Initial proposals were to be completed by 28 October - and NHS officials have confirmed that plans to identify up to 20% of practices and 'actions that will be taken to support them' would be completed by the end of this week.
NHS England director of primary care Ed Waller also reiterated at a webinar for GPs on 17 November that ICS leaders would not publish league tables of practices flagged as needing to improve face-to-face access.
Mr Waller said there were no plans to ‘name and shame' or publish details of practices targeted for support, and that systems would come up with ‘tailored plans’ for individual GP surgeries.
His comments echo a statement from health and social care secretary Sajid Javid earlier this month in evidence to the House of Commons health select committee. Mr Javid denied plans to publish 'league tables' showing how many in-person appointments practices deliver - although he confirmed the government planned to publish access data at a ‘practice-level’.

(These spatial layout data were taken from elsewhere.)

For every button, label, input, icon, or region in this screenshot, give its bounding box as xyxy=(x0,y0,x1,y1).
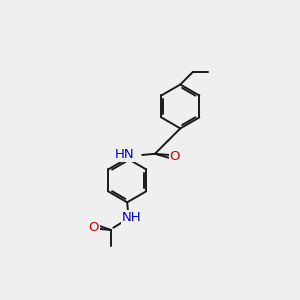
Text: O: O xyxy=(88,221,99,234)
Text: O: O xyxy=(169,150,180,163)
Text: NH: NH xyxy=(122,211,141,224)
Text: HN: HN xyxy=(115,148,135,161)
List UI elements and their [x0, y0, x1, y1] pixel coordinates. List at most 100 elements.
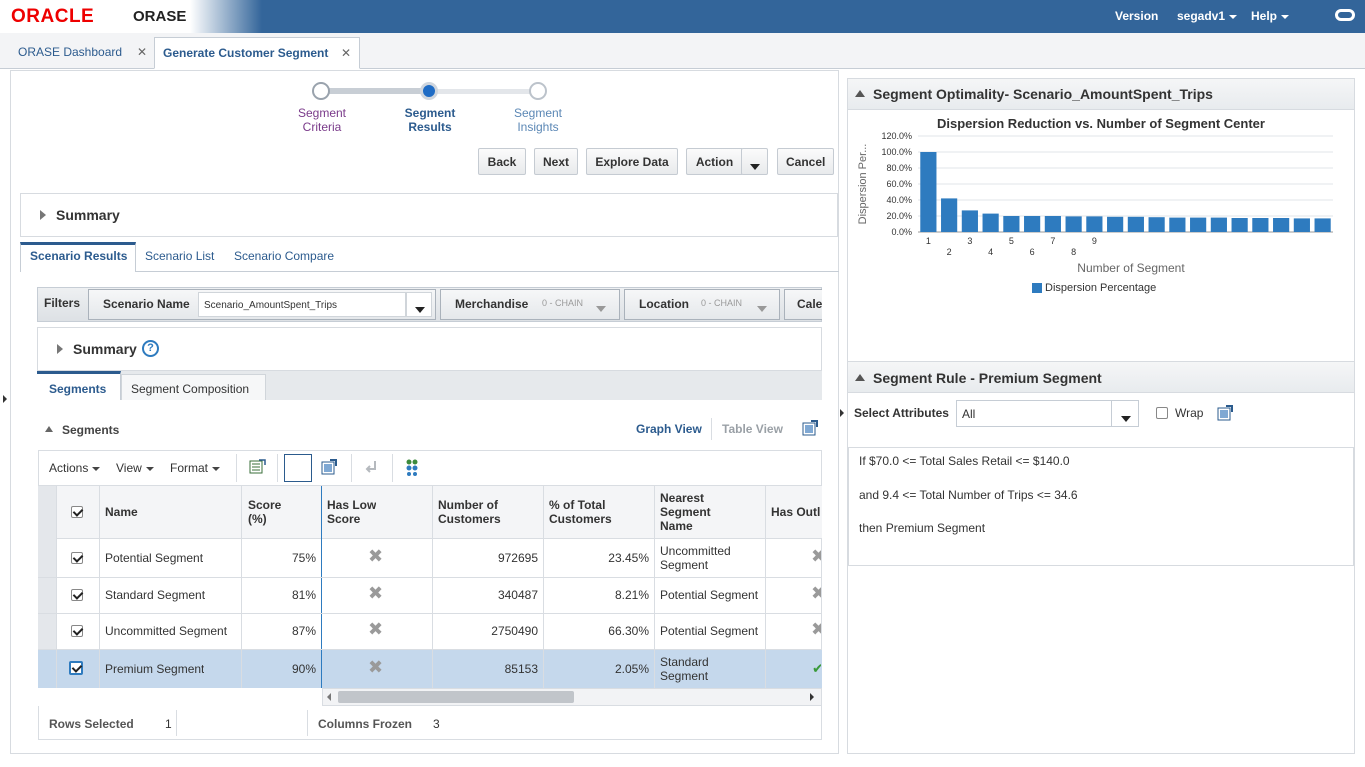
- oracle-ring-icon[interactable]: [1335, 9, 1355, 21]
- tab-segment-composition[interactable]: [121, 374, 266, 400]
- location-dropdown[interactable]: [757, 301, 767, 315]
- train-label-insights[interactable]: Segment Insights: [498, 106, 578, 134]
- train-label-criteria[interactable]: Segment Criteria: [282, 106, 362, 134]
- train-stop-insights[interactable]: [529, 82, 547, 100]
- col-header-number-of-customers[interactable]: Number of Customers: [438, 498, 501, 526]
- bar[interactable]: [1169, 217, 1186, 232]
- scenario-name-dropdown[interactable]: [406, 292, 432, 317]
- bar[interactable]: [1273, 218, 1290, 232]
- user-menu[interactable]: segadv1: [1177, 9, 1238, 23]
- freeze-button[interactable]: [284, 454, 312, 482]
- collapse-icon[interactable]: [45, 426, 53, 432]
- merchandise-value[interactable]: 0 - CHAIN: [542, 298, 584, 308]
- col-header-name[interactable]: Name: [105, 505, 138, 519]
- help-menu[interactable]: Help: [1251, 9, 1290, 23]
- tab-scenario-list[interactable]: Scenario List: [145, 249, 215, 263]
- back-button[interactable]: Back: [478, 148, 526, 175]
- bar[interactable]: [1003, 216, 1020, 232]
- bar[interactable]: [961, 210, 978, 232]
- col-header-has-low-score[interactable]: Has Low Score: [327, 498, 376, 526]
- close-icon[interactable]: ✕: [340, 46, 351, 60]
- bar[interactable]: [920, 152, 937, 232]
- inner-summary-toggle[interactable]: [57, 343, 63, 357]
- collapse-icon[interactable]: [855, 90, 865, 97]
- col-header-score[interactable]: Score (%): [248, 498, 281, 526]
- left-splitter[interactable]: [0, 384, 9, 414]
- col-header-nearest-segment[interactable]: Nearest Segment Name: [660, 491, 711, 533]
- inner-summary-title[interactable]: Summary: [73, 341, 137, 357]
- row-checkbox[interactable]: [69, 661, 83, 675]
- select-attributes-input[interactable]: All: [956, 400, 1112, 427]
- scenario-name-select[interactable]: Scenario_AmountSpent_Trips: [198, 292, 406, 317]
- row-checkbox[interactable]: [71, 589, 83, 601]
- col-header-has-outliers[interactable]: Has Outl: [771, 505, 821, 519]
- bar[interactable]: [1127, 216, 1144, 232]
- merchandise-dropdown[interactable]: [596, 301, 606, 315]
- row-checkbox[interactable]: [71, 552, 83, 564]
- bar[interactable]: [1190, 217, 1207, 232]
- chart-y-label: Dispersion Per...: [857, 144, 869, 225]
- tab-scenario-results-label[interactable]: Scenario Results: [30, 249, 128, 263]
- hierarchy-icon[interactable]: [405, 459, 419, 476]
- select-all-checkbox[interactable]: [71, 506, 83, 518]
- bar[interactable]: [1252, 218, 1269, 232]
- next-button[interactable]: Next: [534, 148, 578, 175]
- actions-menu[interactable]: Actions: [49, 461, 101, 475]
- tab-segments-label[interactable]: Segments: [49, 382, 107, 396]
- tab-orase-dashboard[interactable]: ORASE Dashboard ✕: [0, 37, 155, 69]
- detach-table-icon[interactable]: [321, 459, 337, 475]
- bar[interactable]: [1065, 216, 1082, 232]
- close-icon[interactable]: ✕: [136, 45, 147, 59]
- graph-view-link[interactable]: Graph View: [636, 422, 702, 436]
- view-menu[interactable]: View: [116, 461, 154, 475]
- tab-segment-composition-label[interactable]: Segment Composition: [131, 382, 250, 396]
- bar[interactable]: [1086, 216, 1103, 232]
- center-splitter[interactable]: [839, 400, 846, 426]
- format-menu[interactable]: Format: [170, 461, 221, 475]
- cancel-button[interactable]: Cancel: [777, 148, 834, 175]
- wrap-icon[interactable]: [364, 460, 378, 474]
- bar[interactable]: [1231, 218, 1248, 232]
- select-attributes-dropdown[interactable]: [1111, 400, 1139, 427]
- bar[interactable]: [1148, 217, 1165, 232]
- scrollbar-thumb[interactable]: [338, 691, 574, 703]
- summary-title[interactable]: Summary: [56, 207, 120, 223]
- summary-toggle[interactable]: [40, 209, 46, 223]
- help-icon[interactable]: ?: [142, 340, 159, 357]
- bar[interactable]: [1210, 217, 1227, 232]
- tab-scenario-results[interactable]: [20, 242, 136, 272]
- bar[interactable]: [941, 198, 958, 232]
- detach-icon[interactable]: [802, 420, 818, 436]
- tab-scenario-compare[interactable]: Scenario Compare: [234, 249, 335, 263]
- action-dropdown-button[interactable]: [741, 148, 768, 175]
- wrap-checkbox[interactable]: [1156, 407, 1168, 419]
- location-value[interactable]: 0 - CHAIN: [701, 298, 743, 308]
- row-checkbox[interactable]: [71, 625, 83, 637]
- detach-icon[interactable]: [1217, 405, 1233, 421]
- bar[interactable]: [1293, 218, 1310, 232]
- collapse-icon[interactable]: [855, 374, 865, 381]
- version-link[interactable]: Version: [1115, 9, 1159, 23]
- bar[interactable]: [1107, 216, 1124, 232]
- scroll-right-icon[interactable]: [810, 693, 814, 701]
- export-icon[interactable]: [249, 459, 266, 475]
- filter-merchandise: [440, 289, 620, 320]
- explore-data-button[interactable]: Explore Data: [586, 148, 678, 175]
- table-view-link[interactable]: Table View: [722, 422, 783, 436]
- bar[interactable]: [982, 213, 999, 232]
- wrap-label[interactable]: Wrap: [1175, 406, 1204, 420]
- train-stop-criteria[interactable]: [312, 82, 330, 100]
- tab-generate-customer-segment[interactable]: Generate Customer Segment ✕: [154, 37, 360, 69]
- bar[interactable]: [1314, 218, 1331, 232]
- filter-location: [624, 289, 780, 320]
- train-stop-results[interactable]: [420, 82, 438, 100]
- col-header-pct-total[interactable]: % of Total Customers: [549, 498, 612, 526]
- y-tick-label: 100.0%: [881, 147, 912, 157]
- bar[interactable]: [1024, 216, 1041, 232]
- train-label-results[interactable]: Segment Results: [390, 106, 470, 134]
- scroll-left-icon[interactable]: [327, 693, 331, 701]
- action-button[interactable]: Action: [686, 148, 742, 175]
- rule-text-area[interactable]: [848, 447, 1354, 566]
- tab-segments[interactable]: [37, 371, 121, 400]
- bar[interactable]: [1044, 216, 1061, 232]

Mr Waller said system-level actions were being discussed across ICSs, with plans to be finalised by the end of the week. He said: ‘There are lots of productive discussions about identifying the practices who are struggling, and that might be for a number of different reasons. There is no plan for any of those practices to be named as some of the papers reported, or shamed in public, it's purely a process of identifying where that support is needed and to put in place something tailored.'
He added: ‘NHS England is not collecting from ICSs any named data from practices. We have provided some data out to systems from the latest iteration of the GP appointment data, but we're really clear that all of that needs to be correlated with what's held locally by practices and systems to come up with a local view about where that pressure really exists and where that support is really needed.’
Supporting GP practices
Mr Waller added that he hoped ICS work to identify practices under pressure was being carried out ‘in a non-judgmental way’ and suggested that plans to support GP surgeries could be adopted across a number of months and used again next winter.
He said: ‘We're hoping to help people try new things in the knowledge that they won't always work, but that we will use this as an opportunity to test different ways of managing access issues and pressures.’
The access and support package for general practice published last month was condemned by GP leaders, who warned it would put further pressure on practices already struggling with heavy workload. GPonline also reported that some ICS leaders were planning to boycott any move to name and shame practices over face-to-face access due to potential impact on staff morale.